De Coöperatie Laatste Wil (CLW) heeft de rechtszaak tegen de Staat der Nederlanden verloren. Op 14 december 2022 werd het vonnis gepubliceerd. Het doel was artikel 294.lid 2 uit het Wetboek van Strafrecht geschrapt te krijgen. Dan zou iemand een ander bij zelfdoding behulpzaam kunnen zijn of hem/haar de middelen daartoe kunnen verschaffen. Maar het verbod op hulp bij zelfdoding blijft gehandhaafd.
De CLW had samen met 29 individuele mede-eisers een bodemprocedure aangespannen, maar kreeg nul op het rekest van de rechtbank in Den Haag. Echt nul, want de rechter erkent weliswaar voor het eerst in Nederland het recht op zelfbeschikking over het eigen levenseinde zoals dat voortvloeit uit het Europees Verdrag voor de Rechten van de Mens (EVRM), maar daar blijft het bij. Een verdere invulling van dit recht op zelfbeschikking wordt door de rechtbank niet gegeven. Dat valt bitter tegen, want men hoopte die ruimte te krijgen omdat volgens het Europees Hof voor de Rechten van de Mens (EHRM) eenieder op grond van artikel 8 van het EVRM het recht heeft om te beslissen op welke wijze en op welk moment zijn leven wordt beëindigd. Dit overigens op de voorwaarde dat die persoon in staat is vrijelijk zijn wil te bepalen en daarnaar te handelen. Het standpunt van de rechtbank is echter dat de EHRM-rechtspraak niet een recht op hulp bij zelfdoding impliceert.
Dat de Euthanasiewet – officieel Wet toetsing levensbeëindiging (WTL) geheten – niet voor iedereen openstaat en daardoor mensen “buiten de boot vallen” erkent de rechtbank. Met andere woorden: mensen die het recht op zelfbeschikking over het eigen levenseinde willen uitvoeren, moeten het zelf maar uitzoeken. Hulp is niet toegestaan, een dodelijk middel mag niet verstrekt worden. Voor het promoten en verspreiden van middel X was de CLW al eerder door het OM op de vingers getikt. In 2021 gingen 135 80-plussers over tot zelfdoding, het merendeel op gruwelijke en verminkende wijze. Blijft een goede dood voor velen een illusie?

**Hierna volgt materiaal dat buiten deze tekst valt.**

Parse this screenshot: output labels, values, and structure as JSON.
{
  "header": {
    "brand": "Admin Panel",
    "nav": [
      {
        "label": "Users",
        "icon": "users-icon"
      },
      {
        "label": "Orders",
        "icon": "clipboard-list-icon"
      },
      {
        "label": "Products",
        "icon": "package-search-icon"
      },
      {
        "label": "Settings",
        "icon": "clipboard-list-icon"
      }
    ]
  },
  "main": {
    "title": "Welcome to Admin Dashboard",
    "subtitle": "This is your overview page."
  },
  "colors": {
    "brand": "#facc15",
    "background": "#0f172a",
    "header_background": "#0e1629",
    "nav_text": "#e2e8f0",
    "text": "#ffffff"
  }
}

De uitspraak van de rechtbank komt overigens niet onverwacht. De Staat werd uitgedaagd, maar de rechter trapte daar niet in. Het is aan de wetgever en niet aan de rechter om het probleem van hulp bij zelfdoding op te lossen, zo stelt de rechtbank in het vonnis. Als ultieme zelfbeschikking gepaard aan hulp bij zelfdoding een brug te ver is, zou de wetgever meer invulling aan zelfbeschikking kunnen geven door ouderen tegemoet te komen via de voltooid-leven-wet van D66. Want hier is de meest haalbare zelfbeschikking gekoppeld aan professionele hulpverlening. Dan zou het vonnis van de rechtbank nog een doorbraak richting dit wetsontwerp teweeg kunnen brengen. Wie had dat gedacht.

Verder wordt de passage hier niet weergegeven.